The prefix sum algorithm can be coded up in MPI as in the program below.

#include <stdio.h>
#include "mpi.h"
#define tag 100               /* tag for send/recv */

int main ( int argc, char *argv[] )
{
   int i,j,nb,b,s;
   MPI_Status status;
   const int p = 8;        /* run for 8 processors */

   MPI_Init(&argc,&argv);
   MPI_Comm_rank(MPI_COMM_WORLD,&i);

   nb = i+1;            /* node i holds number i+1 */
   s = 1;     /* shift s will double in every step */

   for(j=0; j<3; j++)              /* 3 stages, as log2(8) = 3 */
   {
      if(i < p - s)     /* every one sends, except last s ones */
         MPI_Send(&nb,1,MPI_INT,i+s,tag,MPI_COMM_WORLD);
      if(i >= s)     /* every one receives, except first s ones */
      {
         MPI_Recv(&b,1,MPI_INT,i-s,tag,MPI_COMM_WORLD,&status);
         nb += b;       /* add received value to current number */
      }
      MPI_Barrier(MPI_COMM_WORLD);  /* synchronize computations */
      if(i < s)
         printf("At step %d, node %d has number %d.\n",j+1,i,nb);
      else
         printf("At step %d, Node %d has number %d = %d + %d.\n",
                j+1,i,nb,nb-b,b);
   s *= 2;                               /* double the shift */
   }
   if(i == p-1) printf("The total sum is %d.\n",nb);

   MPI_Finalize();
   return 0;
}

Running the code prints the following to screen:

$ mpirun -np 8 /tmp/prefix_sum
At step 1, node 0 has number 1.
At step 1, Node 1 has number 3 = 2 + 1.
At step 1, Node 2 has number 5 = 3 + 2.
At step 1, Node 3 has number 7 = 4 + 3.
At step 1, Node 7 has number 15 = 8 + 7.
At step 1, Node 4 has number 9 = 5 + 4.
At step 1, Node 5 has number 11 = 6 + 5.
At step 1, Node 6 has number 13 = 7 + 6.
At step 2, node 0 has number 1.
At step 2, node 1 has number 3.
At step 2, Node 2 has number 6 = 5 + 1.
At step 2, Node 3 has number 10 = 7 + 3.
At step 2, Node 4 has number 14 = 9 + 5.
At step 2, Node 5 has number 18 = 11 + 7.
At step 2, Node 6 has number 22 = 13 + 9.
At step 2, Node 7 has number 26 = 15 + 11.
At step 3, node 0 has number 1.
At step 3, node 1 has number 3.
At step 3, node 2 has number 6.
At step 3, node 3 has number 10.
At step 3, Node 4 has number 15 = 14 + 1.
At step 3, Node 5 has number 21 = 18 + 3.
At step 3, Node 6 has number 28 = 22 + 6.
At step 3, Node 7 has number 36 = 26 + 10.
The total sum is 36.

Brent’s Theorem

PRAM stands for Parallel Random Access Machine The PRAM model is an idealized construct.
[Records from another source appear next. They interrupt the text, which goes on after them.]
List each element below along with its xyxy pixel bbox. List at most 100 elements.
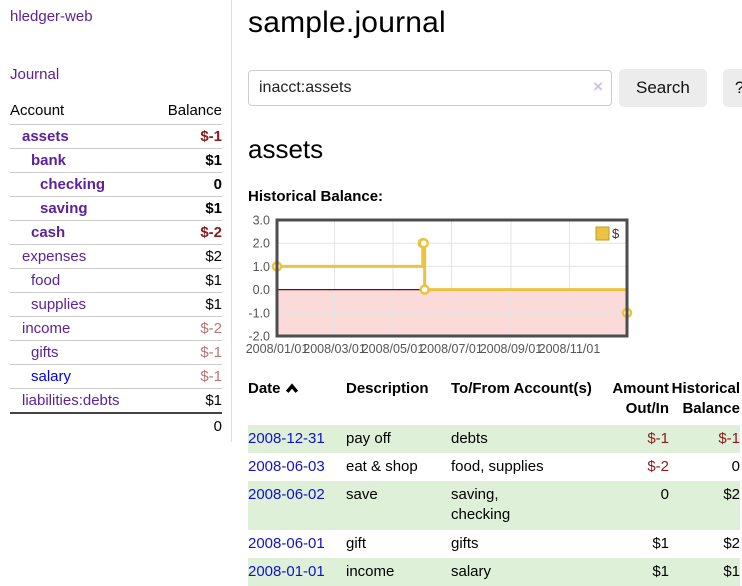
register-header-date[interactable]: Date (248, 377, 346, 425)
accounts-total-value: 0 (151, 412, 222, 439)
transaction-row[interactable]: 2008-12-31 pay off debts $-1 $-1 (248, 424, 740, 453)
transaction-description: pay off (346, 429, 391, 447)
transaction-description: save (346, 486, 378, 503)
transaction-amount: $-2 (647, 457, 669, 475)
x-tick-label: 2008/01/01 (246, 342, 309, 356)
account-row: checking 0 (10, 172, 222, 197)
x-tick-label: 2008/05/01 (362, 342, 425, 356)
y-tick-label: -2.0 (248, 330, 270, 344)
chart-title: Historical Balance: (248, 188, 384, 205)
transaction-amount: $1 (652, 534, 669, 552)
x-tick-label: 2008/11/01 (539, 342, 601, 356)
account-link[interactable]: checking (40, 176, 106, 193)
account-balance: $1 (151, 148, 222, 173)
search-input[interactable] (248, 70, 612, 106)
account-balance: $-1 (151, 364, 222, 389)
transaction-accounts: saving, checking (451, 486, 511, 524)
sidebar: hledger-web Journal Account Balance asse… (0, 0, 232, 442)
transaction-row[interactable]: 2008-06-01 gift gifts $1 $2 (248, 530, 740, 558)
transaction-amount: 0 (660, 486, 669, 503)
account-link[interactable]: bank (31, 152, 67, 169)
accounts-header-account: Account (10, 102, 65, 119)
x-tick-label: 2008/09/01 (480, 342, 543, 356)
register-header-description: Description (346, 380, 429, 397)
accounts-total-row: 0 (10, 412, 222, 439)
account-link[interactable]: assets (22, 128, 69, 145)
help-button[interactable]: ? (722, 69, 742, 107)
transaction-date-link[interactable]: 2008-01-01 (248, 562, 325, 580)
register-table: Date Description To/From Account(s) Amou… (248, 377, 740, 586)
historical-balance-chart: 3.0 2.0 1.0 0.0 -1.0 -2.0 2008/01/01 2008/03/01… (244, 214, 738, 362)
transaction-date-link[interactable]: 2008-06-01 (248, 534, 325, 552)
account-link[interactable]: saving (40, 200, 88, 217)
transaction-accounts: debts (451, 429, 488, 447)
register-header-accounts: To/From Account(s) (451, 380, 592, 397)
account-row: bank $1 (10, 148, 222, 173)
account-balance: $-1 (151, 124, 222, 149)
chart-canvas: 3.0 2.0 1.0 0.0 -1.0 -2.02008/01/012008/03/01… (246, 214, 633, 356)
account-row: assets $-1 (10, 124, 222, 149)
y-tick-label: -1.0 (248, 306, 270, 320)
transaction-row[interactable]: 2008-06-02 save saving, checking 0 $2 (248, 481, 740, 530)
account-heading: assets (248, 134, 324, 164)
clear-search-icon[interactable]: × (593, 77, 603, 96)
transaction-date-link[interactable]: 2008-12-31 (248, 429, 325, 447)
accounts-header-balance: Balance (167, 102, 222, 119)
transaction-balance: $2 (723, 534, 740, 552)
transaction-date-link[interactable]: 2008-06-02 (248, 486, 325, 503)
account-row: expenses $2 (10, 244, 222, 269)
transaction-balance: $2 (723, 486, 740, 503)
account-link[interactable]: food (31, 272, 61, 289)
chevron-up-icon (285, 380, 299, 400)
account-row: supplies $1 (10, 292, 222, 317)
account-link[interactable]: expenses (22, 248, 87, 265)
account-link[interactable]: income (22, 320, 71, 337)
accounts-balance-table: Account Balance assets $-1 bank $1 checking 0… (10, 99, 222, 439)
register-header-amount: Amount Out/In (612, 380, 669, 418)
y-tick-label: 1.0 (253, 260, 270, 274)
app-title-link[interactable]: hledger-web (10, 8, 93, 25)
account-row: gifts $-1 (10, 340, 222, 365)
account-balance: $-1 (151, 340, 222, 365)
account-link[interactable]: cash (31, 224, 66, 241)
transaction-description: gift (346, 534, 367, 552)
account-balance: $1 (151, 196, 222, 221)
account-balance: $2 (151, 244, 222, 269)
transaction-amount: $1 (652, 562, 669, 580)
account-link[interactable]: salary (31, 368, 72, 385)
account-row: cash $-2 (10, 220, 222, 245)
data-point (419, 284, 430, 295)
legend-label: $ (612, 226, 620, 241)
transaction-accounts: gifts (451, 534, 479, 552)
transaction-amount: $-1 (647, 429, 669, 447)
search-form: × Search ? (248, 69, 742, 107)
account-balance: $-2 (151, 316, 222, 341)
account-balance: $1 (151, 388, 222, 413)
y-tick-label: 3.0 (253, 214, 270, 228)
account-row: saving $1 (10, 196, 222, 221)
account-link[interactable]: liabilities:debts (22, 392, 120, 409)
account-link[interactable]: gifts (31, 344, 59, 361)
register-header-row: Date Description To/From Account(s) Amou… (248, 377, 740, 425)
account-balance: $1 (151, 268, 222, 293)
account-link[interactable]: supplies (31, 296, 87, 313)
y-tick-label: 0.0 (253, 283, 270, 297)
account-row: income $-2 (10, 316, 222, 341)
legend-swatch (595, 226, 610, 241)
transaction-date-link[interactable]: 2008-06-03 (248, 457, 325, 475)
account-row: salary $-1 (10, 364, 222, 389)
sidebar-item-journal[interactable]: Journal (10, 66, 60, 83)
search-button[interactable]: Search (619, 69, 707, 107)
x-tick-label: 2008/07/01 (420, 342, 483, 356)
account-balance: $-2 (151, 220, 222, 245)
transaction-row[interactable]: 2008-06-03 eat & shop food, supplies $-2 0 (248, 453, 740, 481)
account-balance: $1 (151, 292, 222, 317)
x-tick-label: 2008/03/01 (303, 342, 366, 356)
transaction-balance: 0 (731, 457, 740, 475)
transaction-accounts: salary (451, 562, 492, 580)
page-title: sample.journal (248, 6, 446, 39)
transaction-description: eat & shop (346, 457, 418, 475)
plot-border (275, 218, 629, 338)
transaction-row[interactable]: 2008-01-01 income salary $1 $1 (248, 557, 740, 586)
y-tick-label: 2.0 (253, 237, 270, 251)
  • It assumes any number of processors can access any items in memory instantly.

  • An operation takes one unit time.

The PRAM model helps to derive bounds on the theoretical time of a parallel algorithm.

As an application of Brent’s theorem, we look at parallel summation. Consider the sum of \(n\) numbers.

If \(n = 2^T\), then the PRAM can do the sum in \(T\) steps.

If the PRAM has \(P\) processors and \(P \leq n/2\), then

\[T_P \leq \lceil \log_2(n) \rceil + \frac{(n-1) - \log_2(n)}{P},\]

where \(T_P\) is the execution time with \(P\) processors.

Typically, the number of processors is fixed, and then we want to find the best size \(n\) of the problem so the theoretical bounds on the execution time are within reach.

Bibliography

  1. R. P. Brent: The parallel evaluation of general arithmetic expressions. Journal of the ACM 12(2): 201-206, 1974.

  2. John Gustafson: Brent’s Theorem. In Enclopedia of Parallel Computing, edited by David Padua, pages 182-185, Springer 2011.

  3. W. Daniel Hillis and Guy L. Steele. Data Parallel Algorithms. Communications of the ACM, vol. 29, no. 12, pages 1170-1183, 1986.

Exercises

  1. Does the hypercube topology support a butterfly barrier? If not, explain with an example. Otherwise, show that the hypercube topology has sufficiently many connections for a butterfly barrier.

  2. Write code using MPI_sendrecv for a butterfly barrier. Show that your code works for \(p = 8\).

  3. Rewrite prefix_sum.c using MPI_sendrecv.

  4. Consider the composite trapezoidal rule for the approximation of \(\pi\) (see lecture 13), doubling the number of intervals in each step. Can you apply the prefix sum algorithm so that at the end, processor \(i\) holds the approximation for \(\pi\) with \(2^i\) intervals?